Objet médiatique désuet, longtemps considéré comme le parasite des boîtes mails, la newsletter fait son grand retour chez les éditeurs de presse. Aujourd’hui, elle semble même s’implanter comme un outil stratégique pour renforcer le contact avec les lecteurs, les fidéliser, et motiver l’abonnement numérique.
C’est notamment avec la crise sanitaire que les médias de presse écrite ont recommencé à miser sur la newsletter, qu’on croyait dépassée par les applications mobiles et les notifications push [1]. En effet, si ce format existe depuis des lustres — Le Monde a mis en place sa première lettre d’information intitulée La checklist en 2002 — il ne s’est modernisé que très récemment et pour deux raisons principales. D’abord, grâce au mobile et à l’importance croissante du numérique dans la presse écrite, la newsletter étant particulièrement adaptée à une lecture « de poche », rapide et efficace tout en restant complète. Elle fait la part belle au responsive et au manque de temps. Ensuite, à cause de la crise sanitaire, l’infolettre a permis à une presse en berne de garder un contact privilégié avec les lecteurs.
Quelques exemples de newsletters lancées pendant ou après le confinement en France :
De la simple feuille de choux au véritable journal de poche
En pleine refonte de son offre numérique, Le Parisien a notamment revu en profondeur sa stratégie de newsletters. Le quotidien, qui offrait une vingtaine d’emails (de simples listes d’articles en réalité, atomisées pour la plupart), a changé d’approche depuis quelques mois en créant de véritables produits éditoriaux avec du contenu propre. Ma terre, qui traite d’environnement et de consommation responsable, ou encore Politique, qui promet d’offrir les « analyses et indiscrétions sur le pouvoir et ses coulisses » de la rédaction, en sont des exemples. La newsletter se construit désormais autour d’une promesse éditoriale précise permettant aux lecteurs de faire le tri entre ce qu’ils veulent lire ou non. Bien plus qu’une sorte de “produit dérivé” des médias, elle devient donc un véritable service à part entière.
Par ailleurs, les rédactions ont revu leur organisation en interne, en consacrant souvent des équipes dédiées à l’infolettre afin d’offrir un contenu exclusif et de qualité. La newsletter Spiritualité de La Croix, concoctée par la rédactrice en cheffe de la rubrique « Croire » Sophie de Villeneuve, possède ainsi son propre édito indépendant. Il permet d’alimenter un débat alternatif à celui du quotidien. Chez Pol, la newsletter politique de Libération, possède quant à elle sa propre équipe de trois journalistes [2]. Elle offre tous les matins, du lundi au vendredi, un contenu différent de celui du journal sous forme de menu impertinent et rapide à parcourir (allant du « Fait maison » à « L’addition »). De véritables stratégies éditoriales sont donc mises en place afin de revaloriser cet objet médiatique, érigé en petit journal de poche glissé dans la boîte mail des lecteurs.

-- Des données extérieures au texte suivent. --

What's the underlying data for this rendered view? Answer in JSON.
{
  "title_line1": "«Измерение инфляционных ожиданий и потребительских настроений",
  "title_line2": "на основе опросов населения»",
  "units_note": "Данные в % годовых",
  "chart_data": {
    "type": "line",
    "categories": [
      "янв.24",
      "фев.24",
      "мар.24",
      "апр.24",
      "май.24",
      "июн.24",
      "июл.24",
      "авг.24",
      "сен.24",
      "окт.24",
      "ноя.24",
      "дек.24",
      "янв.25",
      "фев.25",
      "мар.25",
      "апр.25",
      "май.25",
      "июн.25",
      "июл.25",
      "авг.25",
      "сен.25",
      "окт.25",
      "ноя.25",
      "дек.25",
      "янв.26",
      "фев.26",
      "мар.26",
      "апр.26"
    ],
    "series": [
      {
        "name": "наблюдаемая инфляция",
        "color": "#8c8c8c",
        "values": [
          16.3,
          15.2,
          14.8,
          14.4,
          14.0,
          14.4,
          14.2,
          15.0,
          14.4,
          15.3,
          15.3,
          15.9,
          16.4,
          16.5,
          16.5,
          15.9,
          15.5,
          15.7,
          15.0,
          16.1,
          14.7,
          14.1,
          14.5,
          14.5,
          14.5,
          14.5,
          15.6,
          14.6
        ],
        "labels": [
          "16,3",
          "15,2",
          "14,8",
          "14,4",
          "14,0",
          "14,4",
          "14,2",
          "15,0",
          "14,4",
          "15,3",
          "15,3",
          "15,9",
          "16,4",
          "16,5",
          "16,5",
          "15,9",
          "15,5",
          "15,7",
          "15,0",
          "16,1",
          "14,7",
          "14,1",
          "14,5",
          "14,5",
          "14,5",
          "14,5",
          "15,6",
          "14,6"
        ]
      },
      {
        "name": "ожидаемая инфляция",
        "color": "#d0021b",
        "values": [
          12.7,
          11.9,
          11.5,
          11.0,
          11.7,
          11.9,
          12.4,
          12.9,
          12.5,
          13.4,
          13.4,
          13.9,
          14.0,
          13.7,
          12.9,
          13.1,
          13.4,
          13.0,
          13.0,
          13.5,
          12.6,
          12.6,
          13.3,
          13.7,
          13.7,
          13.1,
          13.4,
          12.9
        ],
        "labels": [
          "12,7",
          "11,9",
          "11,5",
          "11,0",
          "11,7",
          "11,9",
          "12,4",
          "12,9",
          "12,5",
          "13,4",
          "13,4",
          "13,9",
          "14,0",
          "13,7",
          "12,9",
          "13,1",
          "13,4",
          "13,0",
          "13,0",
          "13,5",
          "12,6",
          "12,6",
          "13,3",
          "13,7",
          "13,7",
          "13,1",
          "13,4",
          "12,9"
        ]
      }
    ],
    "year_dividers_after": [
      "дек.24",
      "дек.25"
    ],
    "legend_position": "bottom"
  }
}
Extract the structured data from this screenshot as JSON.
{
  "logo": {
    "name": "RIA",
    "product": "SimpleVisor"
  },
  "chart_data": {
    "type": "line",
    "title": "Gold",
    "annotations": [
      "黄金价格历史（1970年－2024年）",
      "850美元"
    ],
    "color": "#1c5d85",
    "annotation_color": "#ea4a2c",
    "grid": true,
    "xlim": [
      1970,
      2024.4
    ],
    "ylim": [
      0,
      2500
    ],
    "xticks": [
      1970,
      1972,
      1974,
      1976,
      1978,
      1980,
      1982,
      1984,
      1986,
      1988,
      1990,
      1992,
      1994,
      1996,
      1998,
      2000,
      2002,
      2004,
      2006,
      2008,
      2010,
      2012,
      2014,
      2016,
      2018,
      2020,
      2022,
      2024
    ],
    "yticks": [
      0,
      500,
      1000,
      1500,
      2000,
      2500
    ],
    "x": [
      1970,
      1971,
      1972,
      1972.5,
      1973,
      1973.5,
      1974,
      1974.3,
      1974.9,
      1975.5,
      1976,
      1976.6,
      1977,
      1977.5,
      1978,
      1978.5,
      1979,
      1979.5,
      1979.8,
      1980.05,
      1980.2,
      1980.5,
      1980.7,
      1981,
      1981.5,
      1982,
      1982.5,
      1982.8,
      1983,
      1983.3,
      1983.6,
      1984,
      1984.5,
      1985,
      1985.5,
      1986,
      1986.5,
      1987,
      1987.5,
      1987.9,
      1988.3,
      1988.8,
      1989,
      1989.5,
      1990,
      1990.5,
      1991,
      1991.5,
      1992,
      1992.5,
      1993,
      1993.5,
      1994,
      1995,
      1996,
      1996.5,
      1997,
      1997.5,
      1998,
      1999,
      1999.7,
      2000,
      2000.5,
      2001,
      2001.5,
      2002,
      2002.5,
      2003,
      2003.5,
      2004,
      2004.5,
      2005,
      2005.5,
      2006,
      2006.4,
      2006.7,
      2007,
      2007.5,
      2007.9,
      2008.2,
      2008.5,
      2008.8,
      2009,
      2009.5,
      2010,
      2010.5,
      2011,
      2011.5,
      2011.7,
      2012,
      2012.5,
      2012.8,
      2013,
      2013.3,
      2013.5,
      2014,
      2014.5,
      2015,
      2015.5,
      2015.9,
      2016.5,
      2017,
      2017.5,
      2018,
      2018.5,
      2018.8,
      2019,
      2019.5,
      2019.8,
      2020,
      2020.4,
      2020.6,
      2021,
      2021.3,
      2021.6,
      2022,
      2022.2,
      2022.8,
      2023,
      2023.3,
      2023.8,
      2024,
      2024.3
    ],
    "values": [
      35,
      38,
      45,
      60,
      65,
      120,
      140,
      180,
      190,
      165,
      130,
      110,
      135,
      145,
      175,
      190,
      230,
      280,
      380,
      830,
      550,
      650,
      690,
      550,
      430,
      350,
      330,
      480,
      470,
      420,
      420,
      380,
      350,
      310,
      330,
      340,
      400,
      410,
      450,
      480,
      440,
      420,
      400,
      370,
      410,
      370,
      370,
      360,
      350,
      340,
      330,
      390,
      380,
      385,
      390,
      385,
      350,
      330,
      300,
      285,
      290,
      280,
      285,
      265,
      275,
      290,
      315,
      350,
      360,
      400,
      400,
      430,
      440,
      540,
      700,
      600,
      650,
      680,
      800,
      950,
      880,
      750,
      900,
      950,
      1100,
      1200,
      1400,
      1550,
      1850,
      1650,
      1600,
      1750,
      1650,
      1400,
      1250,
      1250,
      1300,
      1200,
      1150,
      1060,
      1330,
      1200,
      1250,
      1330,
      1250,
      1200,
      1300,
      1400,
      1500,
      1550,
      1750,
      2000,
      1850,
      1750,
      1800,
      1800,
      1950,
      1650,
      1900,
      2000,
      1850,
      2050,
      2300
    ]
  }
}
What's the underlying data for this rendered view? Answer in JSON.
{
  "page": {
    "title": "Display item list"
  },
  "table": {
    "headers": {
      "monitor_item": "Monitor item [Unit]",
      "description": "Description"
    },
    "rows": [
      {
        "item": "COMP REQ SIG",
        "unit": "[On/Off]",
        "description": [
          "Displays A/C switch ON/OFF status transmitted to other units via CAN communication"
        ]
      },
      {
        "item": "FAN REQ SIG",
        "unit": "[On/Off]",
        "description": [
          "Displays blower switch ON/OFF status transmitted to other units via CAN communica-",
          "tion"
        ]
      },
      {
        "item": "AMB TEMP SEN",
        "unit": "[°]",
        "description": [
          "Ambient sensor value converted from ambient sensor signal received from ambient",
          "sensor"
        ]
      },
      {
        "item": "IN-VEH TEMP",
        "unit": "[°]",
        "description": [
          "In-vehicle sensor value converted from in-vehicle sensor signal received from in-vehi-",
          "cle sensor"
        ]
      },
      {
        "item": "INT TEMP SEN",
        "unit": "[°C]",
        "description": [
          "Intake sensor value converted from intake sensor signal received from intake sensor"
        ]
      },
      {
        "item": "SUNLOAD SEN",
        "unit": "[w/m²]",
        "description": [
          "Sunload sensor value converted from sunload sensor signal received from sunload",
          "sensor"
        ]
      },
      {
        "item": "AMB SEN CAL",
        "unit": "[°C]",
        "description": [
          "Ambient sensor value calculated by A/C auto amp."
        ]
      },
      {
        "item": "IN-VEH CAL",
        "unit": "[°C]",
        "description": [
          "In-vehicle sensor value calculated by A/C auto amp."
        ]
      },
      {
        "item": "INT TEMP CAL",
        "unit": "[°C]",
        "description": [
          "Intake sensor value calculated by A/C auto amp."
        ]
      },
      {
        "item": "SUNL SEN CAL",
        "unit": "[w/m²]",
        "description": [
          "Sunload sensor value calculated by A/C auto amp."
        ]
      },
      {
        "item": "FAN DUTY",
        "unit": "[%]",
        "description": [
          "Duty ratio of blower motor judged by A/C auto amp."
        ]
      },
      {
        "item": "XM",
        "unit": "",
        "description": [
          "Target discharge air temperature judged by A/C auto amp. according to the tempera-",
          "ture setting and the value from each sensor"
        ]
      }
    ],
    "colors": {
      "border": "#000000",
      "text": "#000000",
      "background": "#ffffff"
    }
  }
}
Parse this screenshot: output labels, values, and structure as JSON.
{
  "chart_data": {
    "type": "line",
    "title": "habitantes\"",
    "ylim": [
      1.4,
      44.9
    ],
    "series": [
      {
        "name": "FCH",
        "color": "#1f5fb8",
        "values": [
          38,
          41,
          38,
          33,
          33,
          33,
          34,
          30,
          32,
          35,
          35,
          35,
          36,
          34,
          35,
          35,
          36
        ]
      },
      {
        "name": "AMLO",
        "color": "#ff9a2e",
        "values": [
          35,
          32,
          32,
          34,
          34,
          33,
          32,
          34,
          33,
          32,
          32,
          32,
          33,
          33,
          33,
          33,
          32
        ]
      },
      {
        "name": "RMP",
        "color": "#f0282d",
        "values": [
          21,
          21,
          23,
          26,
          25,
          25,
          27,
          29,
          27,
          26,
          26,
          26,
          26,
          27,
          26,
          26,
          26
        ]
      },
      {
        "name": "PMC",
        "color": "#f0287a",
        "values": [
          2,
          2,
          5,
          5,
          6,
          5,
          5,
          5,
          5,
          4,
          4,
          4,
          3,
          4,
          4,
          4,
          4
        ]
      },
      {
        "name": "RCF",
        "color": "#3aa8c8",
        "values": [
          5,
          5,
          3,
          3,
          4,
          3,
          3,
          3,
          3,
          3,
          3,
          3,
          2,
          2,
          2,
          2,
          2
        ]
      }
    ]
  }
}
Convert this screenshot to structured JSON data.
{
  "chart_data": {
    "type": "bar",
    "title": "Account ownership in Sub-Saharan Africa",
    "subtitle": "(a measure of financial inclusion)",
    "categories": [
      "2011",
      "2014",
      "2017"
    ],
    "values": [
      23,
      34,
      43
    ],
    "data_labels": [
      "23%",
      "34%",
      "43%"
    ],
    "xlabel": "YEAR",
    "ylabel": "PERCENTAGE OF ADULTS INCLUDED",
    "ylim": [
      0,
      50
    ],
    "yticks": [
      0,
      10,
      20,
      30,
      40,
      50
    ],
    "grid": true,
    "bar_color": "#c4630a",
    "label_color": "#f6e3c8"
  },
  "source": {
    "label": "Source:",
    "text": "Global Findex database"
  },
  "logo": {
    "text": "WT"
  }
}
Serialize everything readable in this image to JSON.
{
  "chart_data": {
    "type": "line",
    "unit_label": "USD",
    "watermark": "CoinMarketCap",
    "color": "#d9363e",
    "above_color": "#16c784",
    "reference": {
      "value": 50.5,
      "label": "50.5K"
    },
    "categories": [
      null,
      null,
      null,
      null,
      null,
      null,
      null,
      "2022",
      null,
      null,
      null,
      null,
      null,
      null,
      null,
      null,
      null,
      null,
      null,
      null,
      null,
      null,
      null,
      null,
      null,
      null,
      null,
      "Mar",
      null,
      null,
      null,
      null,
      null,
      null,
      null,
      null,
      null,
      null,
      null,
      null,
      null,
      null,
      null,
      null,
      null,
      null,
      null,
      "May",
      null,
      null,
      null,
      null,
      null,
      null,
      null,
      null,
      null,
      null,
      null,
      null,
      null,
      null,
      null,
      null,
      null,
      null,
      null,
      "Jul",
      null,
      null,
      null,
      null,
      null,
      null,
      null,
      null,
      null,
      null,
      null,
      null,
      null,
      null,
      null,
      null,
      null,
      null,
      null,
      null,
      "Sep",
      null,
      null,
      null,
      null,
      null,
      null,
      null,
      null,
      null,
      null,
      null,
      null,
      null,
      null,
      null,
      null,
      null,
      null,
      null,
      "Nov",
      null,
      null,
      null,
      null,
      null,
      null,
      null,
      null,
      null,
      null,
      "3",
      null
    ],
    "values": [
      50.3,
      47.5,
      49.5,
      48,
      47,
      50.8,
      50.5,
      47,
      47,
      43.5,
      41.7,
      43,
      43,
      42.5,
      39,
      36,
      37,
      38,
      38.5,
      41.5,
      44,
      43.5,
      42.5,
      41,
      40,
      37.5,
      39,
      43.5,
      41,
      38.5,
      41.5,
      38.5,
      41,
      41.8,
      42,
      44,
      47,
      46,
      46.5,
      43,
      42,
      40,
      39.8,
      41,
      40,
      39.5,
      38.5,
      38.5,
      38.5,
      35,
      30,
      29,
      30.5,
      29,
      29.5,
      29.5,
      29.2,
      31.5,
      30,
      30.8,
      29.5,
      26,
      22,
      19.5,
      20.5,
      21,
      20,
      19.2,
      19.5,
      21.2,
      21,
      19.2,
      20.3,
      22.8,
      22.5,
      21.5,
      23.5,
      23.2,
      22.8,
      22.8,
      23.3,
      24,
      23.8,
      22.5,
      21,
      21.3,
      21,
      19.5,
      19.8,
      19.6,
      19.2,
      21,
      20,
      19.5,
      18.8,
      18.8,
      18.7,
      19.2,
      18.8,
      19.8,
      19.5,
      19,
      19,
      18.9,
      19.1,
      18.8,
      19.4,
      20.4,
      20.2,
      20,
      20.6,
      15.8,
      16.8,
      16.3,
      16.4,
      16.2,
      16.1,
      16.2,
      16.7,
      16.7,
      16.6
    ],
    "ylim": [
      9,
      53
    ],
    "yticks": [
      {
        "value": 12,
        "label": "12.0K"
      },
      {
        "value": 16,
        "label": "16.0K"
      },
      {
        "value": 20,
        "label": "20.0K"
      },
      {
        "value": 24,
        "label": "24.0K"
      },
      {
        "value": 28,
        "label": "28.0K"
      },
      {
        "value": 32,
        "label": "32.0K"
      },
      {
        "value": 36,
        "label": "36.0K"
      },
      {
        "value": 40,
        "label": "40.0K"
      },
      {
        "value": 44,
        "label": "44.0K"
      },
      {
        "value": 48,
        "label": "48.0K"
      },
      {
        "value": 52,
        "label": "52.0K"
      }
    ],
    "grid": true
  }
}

Le « menu » de la newsletter Chez Pol du 10 décembre 2020, qui traitait principalement des rumeurs autour d’une potentielle candidature d’Anne Hidalgo à l’élection présidentielle de 2022.
L’enjeu du lectorat au cœur de la manœuvre
Dans le flot ininterrompu de l’information, les newsletters spécialisées remplissent donc un rôle de condensateur très utile pour des lecteurs souvent perdus au milieu de l’« infobésité » ambiante [3]. À titre d’exemple, le site web du Monde publie à lui seul entre 150 et 200 articles par jour. L’infolettre permet ainsi à chacun d’avoir accès à toute l’information qui lui paraît essentielle au même endroit. Mais cela va également plus loin, puisque les lettres d’informations endossent, à la manière d’une notification téléphonique, un rôle de « push » informatif [4]. Autrement dit, elles maintiennent un contact régulier avec le lecteur et imprègnent le nom du média dans sa mémoire, ce qui favorise la fidélisation. Pour plusieurs médias, il s’agit là encore d’un franc succès. Le taux d’ouverture de la lettre spéciale confinement de Marianne a notamment gravité autour de 50% dès son lancement, un chiffre particulièrement élevé pour un mail informatif [5].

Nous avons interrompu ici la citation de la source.